Three-quarters (74%) of British consumers believe that food prices will rise after Brexit, with one in four expecting food prices to increase a lot, a recent survey has revealed.

HIM Shopper Research & Insights also found that a similar proportion (75%) of consumers think that stores will have emptier shelves and less choice than before Brexit, the UK’s decision to leave the European Union.

Although EU leaders agreed at a summit last week to extend the UK’s departure date to at least April 12th – and to May 22nd if Parliament finally supports Prime Minister May’s withdrawal agreement at the third attempt – uncertainty continues to weigh heavily on businesses and consumers alike.

HIM’s survey of 1,000 consumers was conducted before last week’s political developments, but the findings clearly highlight uneasy sentiment, which in turn is leading to changing shopping habits.

It is reported that one in four consumers are planning to save money or reduce their household expenses in preparation for Brexit and this is having an impact on some particular categories.

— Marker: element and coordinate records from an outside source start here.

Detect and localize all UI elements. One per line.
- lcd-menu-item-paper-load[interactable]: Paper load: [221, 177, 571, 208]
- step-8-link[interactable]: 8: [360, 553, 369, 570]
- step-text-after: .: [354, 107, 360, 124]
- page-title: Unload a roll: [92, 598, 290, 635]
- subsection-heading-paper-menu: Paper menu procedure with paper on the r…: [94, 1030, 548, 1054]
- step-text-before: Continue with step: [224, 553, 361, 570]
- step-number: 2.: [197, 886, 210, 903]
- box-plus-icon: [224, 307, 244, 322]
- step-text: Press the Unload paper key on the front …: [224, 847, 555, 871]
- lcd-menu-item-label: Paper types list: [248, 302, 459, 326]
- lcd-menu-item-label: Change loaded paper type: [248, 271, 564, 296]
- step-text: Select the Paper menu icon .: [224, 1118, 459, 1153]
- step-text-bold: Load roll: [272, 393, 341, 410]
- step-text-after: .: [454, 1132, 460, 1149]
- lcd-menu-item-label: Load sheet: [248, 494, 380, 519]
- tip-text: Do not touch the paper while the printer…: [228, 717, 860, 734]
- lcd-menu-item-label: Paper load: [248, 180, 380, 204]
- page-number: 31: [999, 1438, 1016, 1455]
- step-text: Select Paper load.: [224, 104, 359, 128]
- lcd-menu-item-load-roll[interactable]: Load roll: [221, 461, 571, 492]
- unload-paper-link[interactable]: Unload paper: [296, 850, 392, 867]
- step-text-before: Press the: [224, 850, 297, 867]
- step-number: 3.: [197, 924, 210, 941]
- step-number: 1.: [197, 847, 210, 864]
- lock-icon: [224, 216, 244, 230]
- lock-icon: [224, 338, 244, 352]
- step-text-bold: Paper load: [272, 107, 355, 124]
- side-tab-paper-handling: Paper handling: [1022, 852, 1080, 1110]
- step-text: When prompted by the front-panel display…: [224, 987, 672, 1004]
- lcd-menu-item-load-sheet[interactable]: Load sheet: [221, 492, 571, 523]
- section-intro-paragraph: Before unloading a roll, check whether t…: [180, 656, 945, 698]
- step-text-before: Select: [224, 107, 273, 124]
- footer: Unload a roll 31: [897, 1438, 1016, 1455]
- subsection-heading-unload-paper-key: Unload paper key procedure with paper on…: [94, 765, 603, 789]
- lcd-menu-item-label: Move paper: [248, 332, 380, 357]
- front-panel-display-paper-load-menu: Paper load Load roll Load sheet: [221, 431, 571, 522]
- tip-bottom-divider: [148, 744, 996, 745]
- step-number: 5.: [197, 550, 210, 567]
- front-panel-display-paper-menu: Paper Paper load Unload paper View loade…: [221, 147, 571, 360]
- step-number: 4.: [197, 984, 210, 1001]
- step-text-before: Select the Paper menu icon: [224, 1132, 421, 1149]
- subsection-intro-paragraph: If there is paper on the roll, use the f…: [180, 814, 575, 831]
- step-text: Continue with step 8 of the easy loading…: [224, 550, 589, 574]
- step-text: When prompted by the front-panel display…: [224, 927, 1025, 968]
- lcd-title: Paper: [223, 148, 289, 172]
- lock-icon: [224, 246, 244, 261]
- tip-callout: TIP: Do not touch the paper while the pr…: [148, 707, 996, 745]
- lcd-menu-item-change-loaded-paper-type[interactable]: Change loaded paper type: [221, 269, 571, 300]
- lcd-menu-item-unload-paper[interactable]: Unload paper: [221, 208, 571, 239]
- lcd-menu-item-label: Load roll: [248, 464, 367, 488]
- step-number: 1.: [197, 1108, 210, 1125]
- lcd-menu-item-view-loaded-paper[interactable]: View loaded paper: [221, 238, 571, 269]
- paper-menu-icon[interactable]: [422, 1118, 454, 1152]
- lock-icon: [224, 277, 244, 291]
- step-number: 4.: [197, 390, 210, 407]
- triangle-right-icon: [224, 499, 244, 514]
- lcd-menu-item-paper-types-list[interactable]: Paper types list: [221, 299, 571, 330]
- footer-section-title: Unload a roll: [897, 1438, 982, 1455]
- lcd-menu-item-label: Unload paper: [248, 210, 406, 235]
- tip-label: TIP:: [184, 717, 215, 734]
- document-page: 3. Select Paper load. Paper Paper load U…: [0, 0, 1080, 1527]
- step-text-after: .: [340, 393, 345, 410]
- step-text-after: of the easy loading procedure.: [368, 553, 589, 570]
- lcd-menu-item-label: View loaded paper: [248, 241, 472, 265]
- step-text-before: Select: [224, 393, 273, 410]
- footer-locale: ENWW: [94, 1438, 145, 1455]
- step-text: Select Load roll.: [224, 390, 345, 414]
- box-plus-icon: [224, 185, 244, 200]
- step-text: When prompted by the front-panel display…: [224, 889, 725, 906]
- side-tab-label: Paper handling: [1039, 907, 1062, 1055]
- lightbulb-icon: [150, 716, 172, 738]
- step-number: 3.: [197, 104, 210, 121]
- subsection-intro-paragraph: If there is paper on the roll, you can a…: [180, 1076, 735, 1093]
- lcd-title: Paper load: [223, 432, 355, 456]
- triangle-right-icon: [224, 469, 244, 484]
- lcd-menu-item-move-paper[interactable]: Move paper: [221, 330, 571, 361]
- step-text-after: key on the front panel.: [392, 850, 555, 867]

A full 69% of those consumers who are looking to save money are cutting back on buying clothes, while other sectors that are taking a hit include eating out of home (56%) and holidays/event tickets (50%).

Just 13% expect to spend less on fruit and vegetables, but more than a quarter (27%) say they will cut back on alcohol if prices go up because of Brexit, with confectionary (24%) and soft drinks (22%) also in their sights.

On a more positive note for brands and retailers, the survey found that most consumers (64%) are not planning on making any changes to their shopping habits in preparation for Brexit, although 13% are stocking up on food.

And any stock shortages at supermarkets and convenience stores are expected to benefit discounters and online retailers because just 46% of consumers think discounters will have higher prices after Brexit compared to 68% who think supermarkets will raise prices.

Another 74% of British shoppers also expect no reduction in choice and availability when shopping online, which might be considered over-optimistic given that online retailers also rely heavily on free-flowing trade and just-in-time product delivery.